In Regensburg bildet sich Weigele zur Logopädin aus. Ihr großer Traum, Juristin zu werden, ist geplatzt. Denn kurz vor dem Examen erlitt sie 2006 eine lebensbedrohliche Lungenembolie, für sie eindeutig die Folge der Einnahme der Antibabypille von Bayer. Nun ist sie lebenslang auf Blutverdünner angewiesen, gerät schnell außer Atem und war rein körperlich nicht in der Lage, das juristische Examen durchzustehen. Die Angst vor einer weiteren Embolie verlässt sie nicht. "Man lebt mit einer Grundangst", sagt sie. Umso wütender wird Weigele, wenn sie an den vermuteten Verursacher ihrer prekären Lebensumstände denkt - die Bayer AG. Denn in Leverkusen bleibt man in Sachen Antibabypille hart. "Wir gehen nach wie vor von einem positiven Risiko-Nutzen-Profil aus", lautet die regelmäßige Antwort auf die Vorbehalte gegen drospirenonhaltige Pillen. Weigele, Rohrer und die Selbsthilfegruppe Drospirenon Geschädigter werden als Einzelfälle bezeichnet.

"Es geht uns nicht um Schadensersatz"

Davon kann deshalb keine Rede sein, weil die Risiken für Thrombosen und Embolien von Pillen mit den Namen Yasmin, Yasminelle, Yaz, Aida und Petibelle auch in anderen Ländern Wellen schlagen. In den USA hat Bayer Entschädigungen in Höhe von 1,9 Milliarden Dollar gezahlt, kein Pappenstiel. Doch diese Entschädigungen waren nicht mit einem Schuldeingeständnis verbunden, und so läuft der Verkauf weiter. Mit Antibabypillen erzielte der Pharmakonzern 2014 einen Umsatz von 768 Millionen Euro, früher waren es mehr als eine Milliarde Euro pro Jahr. Die sinkenden Umsätze hängen weniger mit den Klagen als mit auslaufenden Patenten zusammen.

Weigeles größter Wunsch wäre es, dass es zum Prozess kommt. "Es geht uns nicht um den Schadenersatz", sagt sie. Das erlittene Leid könne ohnehin nicht wieder gut gemacht werden.

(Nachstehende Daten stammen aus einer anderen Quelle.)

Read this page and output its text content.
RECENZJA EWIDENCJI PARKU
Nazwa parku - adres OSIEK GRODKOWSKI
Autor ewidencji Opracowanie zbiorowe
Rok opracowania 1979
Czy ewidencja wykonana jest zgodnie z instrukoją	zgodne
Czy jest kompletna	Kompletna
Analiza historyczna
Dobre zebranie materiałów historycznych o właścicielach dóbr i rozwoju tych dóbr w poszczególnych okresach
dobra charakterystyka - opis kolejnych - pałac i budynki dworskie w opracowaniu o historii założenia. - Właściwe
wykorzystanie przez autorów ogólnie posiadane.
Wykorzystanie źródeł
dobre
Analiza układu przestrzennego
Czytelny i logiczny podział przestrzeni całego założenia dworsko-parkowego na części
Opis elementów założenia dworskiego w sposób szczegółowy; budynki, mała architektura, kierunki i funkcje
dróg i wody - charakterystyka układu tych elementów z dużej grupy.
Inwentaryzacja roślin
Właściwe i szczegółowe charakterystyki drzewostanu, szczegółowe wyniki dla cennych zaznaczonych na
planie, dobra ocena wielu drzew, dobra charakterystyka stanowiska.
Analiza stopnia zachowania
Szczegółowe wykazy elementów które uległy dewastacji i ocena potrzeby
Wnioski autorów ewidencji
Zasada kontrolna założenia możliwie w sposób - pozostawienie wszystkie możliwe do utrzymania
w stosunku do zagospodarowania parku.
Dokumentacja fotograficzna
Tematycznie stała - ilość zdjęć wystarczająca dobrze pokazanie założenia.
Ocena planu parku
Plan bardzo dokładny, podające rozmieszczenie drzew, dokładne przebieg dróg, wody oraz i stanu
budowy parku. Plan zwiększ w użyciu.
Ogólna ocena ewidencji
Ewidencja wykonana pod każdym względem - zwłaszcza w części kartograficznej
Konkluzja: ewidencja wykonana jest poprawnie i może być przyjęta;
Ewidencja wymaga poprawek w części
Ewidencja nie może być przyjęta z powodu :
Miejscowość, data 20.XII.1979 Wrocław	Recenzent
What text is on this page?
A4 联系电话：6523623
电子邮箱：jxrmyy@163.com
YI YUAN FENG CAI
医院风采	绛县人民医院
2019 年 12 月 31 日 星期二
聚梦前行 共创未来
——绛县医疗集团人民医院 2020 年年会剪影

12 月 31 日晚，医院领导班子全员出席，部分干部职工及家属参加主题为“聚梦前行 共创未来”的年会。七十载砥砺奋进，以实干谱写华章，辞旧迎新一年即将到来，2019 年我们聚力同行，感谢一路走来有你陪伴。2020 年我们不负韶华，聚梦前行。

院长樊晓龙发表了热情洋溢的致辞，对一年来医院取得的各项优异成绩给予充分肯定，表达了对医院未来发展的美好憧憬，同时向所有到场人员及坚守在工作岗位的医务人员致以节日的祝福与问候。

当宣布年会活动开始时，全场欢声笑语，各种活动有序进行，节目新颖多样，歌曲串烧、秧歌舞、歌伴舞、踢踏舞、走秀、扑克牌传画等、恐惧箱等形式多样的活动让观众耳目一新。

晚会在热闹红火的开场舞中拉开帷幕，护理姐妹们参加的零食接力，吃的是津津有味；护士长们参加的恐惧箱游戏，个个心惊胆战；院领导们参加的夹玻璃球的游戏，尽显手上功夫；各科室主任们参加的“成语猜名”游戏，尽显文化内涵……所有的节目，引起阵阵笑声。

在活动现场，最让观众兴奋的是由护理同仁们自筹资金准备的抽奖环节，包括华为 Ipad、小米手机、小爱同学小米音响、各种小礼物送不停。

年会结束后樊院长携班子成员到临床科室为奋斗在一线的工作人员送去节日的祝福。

Sondern: "Wir wollen ein Statement setzen und andere Frauen ermutigen, an die Öffentlichkeit zu gehen." Das Ziel ist, dass Bayer die Präparate vom Markt nimmt.

Erin Brockovich gegen Bayer

Der anhaltende Protest lässt Bayer-Chef Marijn Dekkers nicht kalt. "Sorge bereitet mir die wachsende Anzahl kritischer Stakeholder, deren Ansichten und Forderungen eher auf Emotionen und Glaubenssätzen gründen als auf wissenschaftlichen Erkenntnissen", schrieb er an die Aktionäre in diesem Frühjahr. Dabei geht es nicht nur um die Pille. Ein weiteres Bayer-Produkt, die Sterilisierungsspirale Essure, sorgt in den USA für Aufsehen. Erin Brockovich, deren erfolgreicher Kampf gegen den Energieriesen Pacific Gas and Electric Company mit Julia Roberts verfilmt wurde, unterstützt die Essure-Opfer. Sie sammelt Unterschriften, hat eine Homepage eingerichtet, tritt in Talkshows auf.

Dekkers und Aufsichtsratsvorsitzender Werner Wenning müssen sich also weiter auf protestierende Frauen aus Europa und Übersee einstellen. 2014 kam es zu einem Eklat, als einer Rednerin das Mikrofon abgedreht wurde, weil sie Englisch redete. Die Sprache der Hauptversammlung aber ist Deutsch, auch wenn Bayer selbst weltweit mit dem Slogan "Science for a better life" wirbt.